As described more fully in last months SCI’s newsletter, to the left is a chart depicting Exchange Solution Reporting Program (ESRP) results for up to 1000 mailboxes in the database read and write per second category. This top 10 chart is dominated by HP’s new MSA 2000fc G2 product.
Microsoft will tell you that ESRP is not to be used to compare one storage vendor against another but more as a proof of concept to show how some storage can support a given email workload. The nice thing about ESRP, from my perspective, is that it represents a realistic storage workload rather than the more synthetic workloads offered by the other benchmarks.
What does over 3000 Exchange database operations per second mean to the normal IT shop or email user. It should mean more emails per hour can be sent/received with less hardware. It should mean a higher capacity to service email clients. It should mean a happier IT staff.
But does it mean happier end-users?
I would show my other chart from this latest dispatch that has read latency on it but that would be two charts. Anyways, what the top 10 Read Latency chart would show is that EMC CLARiiON dominates with the overall lowest latency and has the top 9 positions with various versions of CLARiiON and replication alternatives being reported in ESRP results.
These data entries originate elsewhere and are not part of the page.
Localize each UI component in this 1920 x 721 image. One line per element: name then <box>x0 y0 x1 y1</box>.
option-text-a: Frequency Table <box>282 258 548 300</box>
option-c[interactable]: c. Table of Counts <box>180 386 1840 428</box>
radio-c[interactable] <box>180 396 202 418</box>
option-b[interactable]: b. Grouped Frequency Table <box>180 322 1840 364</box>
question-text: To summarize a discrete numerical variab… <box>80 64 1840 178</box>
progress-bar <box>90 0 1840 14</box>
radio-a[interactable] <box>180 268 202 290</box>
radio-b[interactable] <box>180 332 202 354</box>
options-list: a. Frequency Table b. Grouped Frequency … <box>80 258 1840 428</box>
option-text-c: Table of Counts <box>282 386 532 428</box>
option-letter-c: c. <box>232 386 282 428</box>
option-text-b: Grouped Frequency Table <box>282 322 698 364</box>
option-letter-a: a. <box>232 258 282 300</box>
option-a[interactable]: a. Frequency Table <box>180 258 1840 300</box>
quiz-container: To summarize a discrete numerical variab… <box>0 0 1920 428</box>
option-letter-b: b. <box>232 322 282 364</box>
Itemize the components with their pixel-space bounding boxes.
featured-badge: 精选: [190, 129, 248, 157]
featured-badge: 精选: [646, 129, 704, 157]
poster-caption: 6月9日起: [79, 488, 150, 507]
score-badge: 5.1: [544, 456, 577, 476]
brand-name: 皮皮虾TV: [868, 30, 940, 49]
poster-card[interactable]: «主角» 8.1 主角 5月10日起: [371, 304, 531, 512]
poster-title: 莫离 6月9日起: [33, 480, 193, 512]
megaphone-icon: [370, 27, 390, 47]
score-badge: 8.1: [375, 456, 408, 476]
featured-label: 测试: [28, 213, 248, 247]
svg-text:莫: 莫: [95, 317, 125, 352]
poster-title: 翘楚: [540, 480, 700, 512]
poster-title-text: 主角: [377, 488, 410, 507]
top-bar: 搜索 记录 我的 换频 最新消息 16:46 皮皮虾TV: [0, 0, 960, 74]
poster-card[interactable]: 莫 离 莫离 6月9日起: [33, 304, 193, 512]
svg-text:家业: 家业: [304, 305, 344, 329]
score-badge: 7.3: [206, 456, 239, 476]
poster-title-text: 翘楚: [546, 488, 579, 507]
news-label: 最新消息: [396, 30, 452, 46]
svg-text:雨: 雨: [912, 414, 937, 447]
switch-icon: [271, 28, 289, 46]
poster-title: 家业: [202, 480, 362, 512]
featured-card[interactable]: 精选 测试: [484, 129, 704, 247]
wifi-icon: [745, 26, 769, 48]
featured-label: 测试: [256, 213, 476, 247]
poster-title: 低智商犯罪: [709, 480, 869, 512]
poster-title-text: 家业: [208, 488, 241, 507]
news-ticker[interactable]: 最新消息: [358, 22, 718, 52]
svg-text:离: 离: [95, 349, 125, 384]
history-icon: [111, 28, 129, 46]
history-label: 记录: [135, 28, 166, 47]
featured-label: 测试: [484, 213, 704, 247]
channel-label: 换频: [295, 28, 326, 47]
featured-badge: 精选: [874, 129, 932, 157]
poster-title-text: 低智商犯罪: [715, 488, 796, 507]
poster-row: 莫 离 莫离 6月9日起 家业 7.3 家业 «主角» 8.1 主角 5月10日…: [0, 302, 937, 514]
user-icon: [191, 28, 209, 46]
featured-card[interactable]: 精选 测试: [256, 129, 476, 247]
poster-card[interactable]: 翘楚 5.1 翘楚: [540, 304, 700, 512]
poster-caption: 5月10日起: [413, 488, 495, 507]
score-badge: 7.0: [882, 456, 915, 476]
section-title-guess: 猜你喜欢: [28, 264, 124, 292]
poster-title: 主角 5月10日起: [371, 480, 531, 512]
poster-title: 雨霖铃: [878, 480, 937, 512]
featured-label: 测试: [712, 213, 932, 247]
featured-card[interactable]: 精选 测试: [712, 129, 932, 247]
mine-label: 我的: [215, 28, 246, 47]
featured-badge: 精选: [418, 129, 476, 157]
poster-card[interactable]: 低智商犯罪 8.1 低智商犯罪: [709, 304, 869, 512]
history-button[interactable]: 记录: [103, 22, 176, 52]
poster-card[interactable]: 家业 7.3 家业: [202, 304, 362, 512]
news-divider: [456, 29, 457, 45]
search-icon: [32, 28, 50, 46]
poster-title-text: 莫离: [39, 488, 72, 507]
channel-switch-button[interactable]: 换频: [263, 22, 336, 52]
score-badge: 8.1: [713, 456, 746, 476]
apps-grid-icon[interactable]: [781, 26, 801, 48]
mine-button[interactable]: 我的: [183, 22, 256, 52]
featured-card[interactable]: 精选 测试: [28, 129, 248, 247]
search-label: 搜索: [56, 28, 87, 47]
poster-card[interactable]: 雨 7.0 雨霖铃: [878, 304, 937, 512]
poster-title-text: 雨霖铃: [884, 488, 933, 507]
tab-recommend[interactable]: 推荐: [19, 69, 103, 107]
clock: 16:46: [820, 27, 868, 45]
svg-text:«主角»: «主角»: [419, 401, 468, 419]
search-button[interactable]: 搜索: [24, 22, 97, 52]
The 9-CLARiiON subsystems had a latency at around 8-11 msecs. The one CLARiiON on the chart above (CX3-20, #7 in the top 10) had a read latency around 9 msec. and write latency at 5 msec. In contrast, the HP MSA had a read latency of 16 msecs with a write latency of 5 msec. – very interesting.
What this says is that database transfers per second are now more like throughput measures and even though a single database operation (latency) may be almost ~2X longer (9 vs. 16 msecs), it can still perform more database transfer operations per second due to concurrency. Almost makes sense.
Are vendors different?
This probably says something more about the focus of the two storage vendor engineering groups – EMC CLARiiON on getting data to you the fastest and HP MSA on getting the most data through the system. It might also speak to what the vendor’se ESRP teams were trying to show as well. In any case, EMC’s CLARiiON and HP’s MSA have very different performance profiles.
Which vendor’s storage product makes best sense for your Exchange servers – that’s a more significant question?